Literalidad de la visión:
dos emblemas goethianos
Cuanto emprende el hombre [...] ha de surgir de la unión de todas sus energías. Todo lo aislado es recusable.
–Johann Wolfgang von Goethe
Entre las varias representaciones –y ahí ya dadas como autopresentaciones– que hace el artista a lo largo de su vida –y aquí hablamos de Goethe: a lo largo de ‘su’ y de ‘nuestra’ vida, o de la suya ya en tanto que ‘nuestra’–, y una que se dilata hasta nosotros en calidad de presentación, es decir, donación como presente, se nos han conservado dos emblemas en los que el poeta se nos muestra entregado a su hacer –doblemente entregado, en persona y en obra (obra como persona/persona como obra, doble máscara, presentación de sí, desde lo otro, en lo otro de sí: desdoblamiento). Dos textos (dos imágenes, porque eso es el texto –todo texto, y el texto como todo–) desde su desvelada superficie a su fondo aparente: radical.

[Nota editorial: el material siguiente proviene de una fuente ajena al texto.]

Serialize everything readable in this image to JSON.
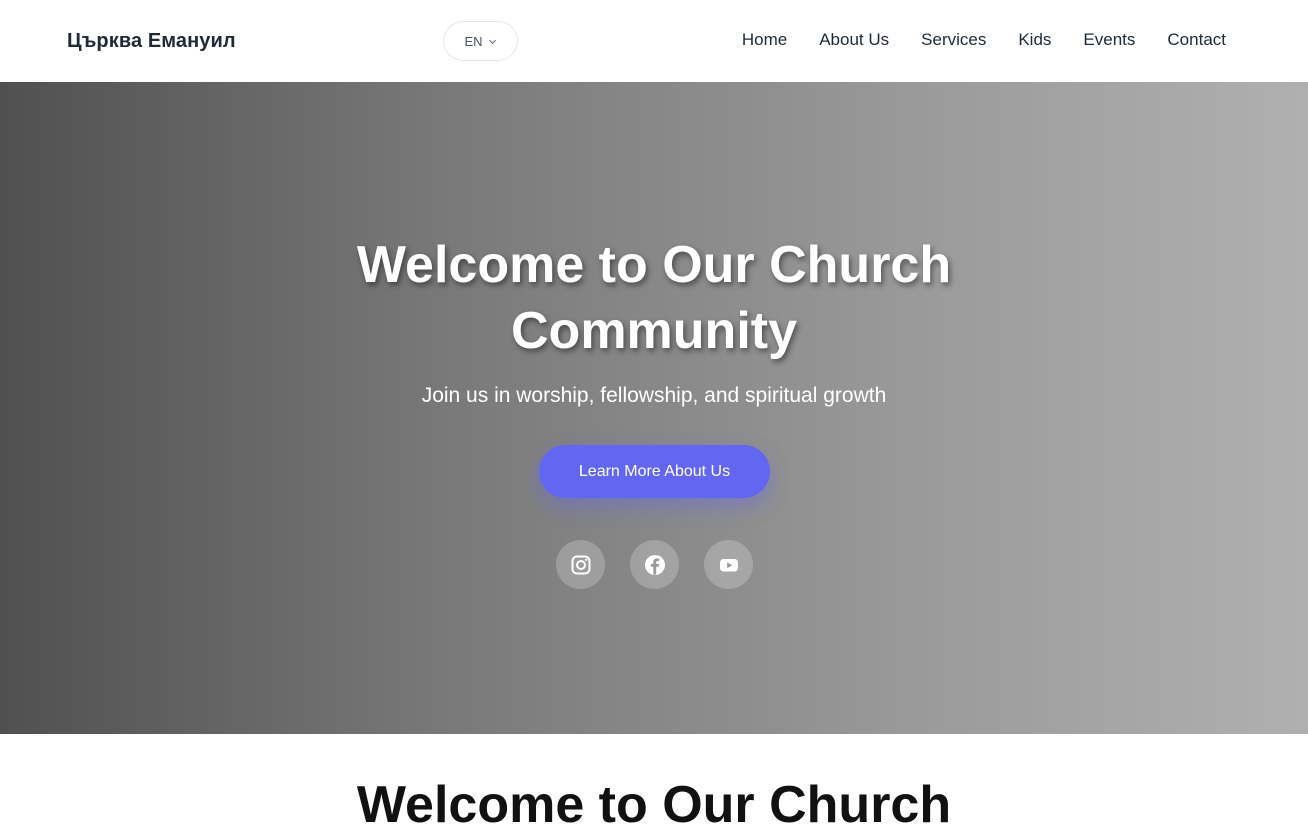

Desde una un hombre escribe, dibujado como autor –trazador– de su escritura (el texto como trazo y la traza del texto se entrelazan aquí en ‘su’ tejerse inacabable, en el reflejo doble de un reflejar la forma: de su forma). El autor se dibuja como ‘actor’, se ‘describe’ en un se tan personal (vale decir también: enmascarado, re-vestido de sí como pro-yecto, lo que ahí se proyecta desde sí) como puro arte-facto: transitivo. El que escribe se escribe, el que escribe se inscribe, en su interior; un interior del texto que se nos revela –se nos da– como exterioridad que se transcribe (la del interior donde se muestra –y nos muestra, a nosotros, al mostrarse–): el escritor, en acto, con la pluma sujeta a lo que escribe (o quizá lo que anota, o lo que traza: ¿no estará dibujando ese dibujo que vemos dibujar, ante nosotros?), y el caballete, al tiempo, en primer plano, mostrando el exterior (¿de ese interior?): el paisaje del texto –tras el texto– y el envío incesante: su reenvío: del texto hacia la imagen/de la imagen al texto, doble espacio; de lo interno a lo externo, y al contrario, repitiendo su doble movimiento, de lo natural al artificio que es ya toda cultura –toda naturaleza: cultivada–. El cultivo de sí, y de lo nuestro, el ámbito contiguo –(dis)continuo– que se re-produce: como arte.
En otra ‘falta’ el hombre (en apariencia), la apariencia del hombre, que re-torna (sin haberse ido nunca) reflejado en la obra: su rostro, su inscripción, escritura/diseño; y re-aparece el espacio –su ámbito: nosotros, incluidos aquí, como testigos, la visión literal: de lo que mira–. La letra –lo que muestra– es lo que ve, y lo es por su mostrarse, en lo que vuelve: la mesa, el caballete, la ventana –interior/exterior, como paisaje total, en el que el texto regresa sobre sí, inacabable–. (La sospecha de nuevo: ¿no es la imagen del lugar como tal –de aquel espacio del arte como espacio, para sí– lo que dibuja, allí, el dibujado (el presentado que se re-presenta)?
Y ahí brilla, de ‘nuevo’, en una ausencia que es ya toda su forma (‘nuestra’, al fin).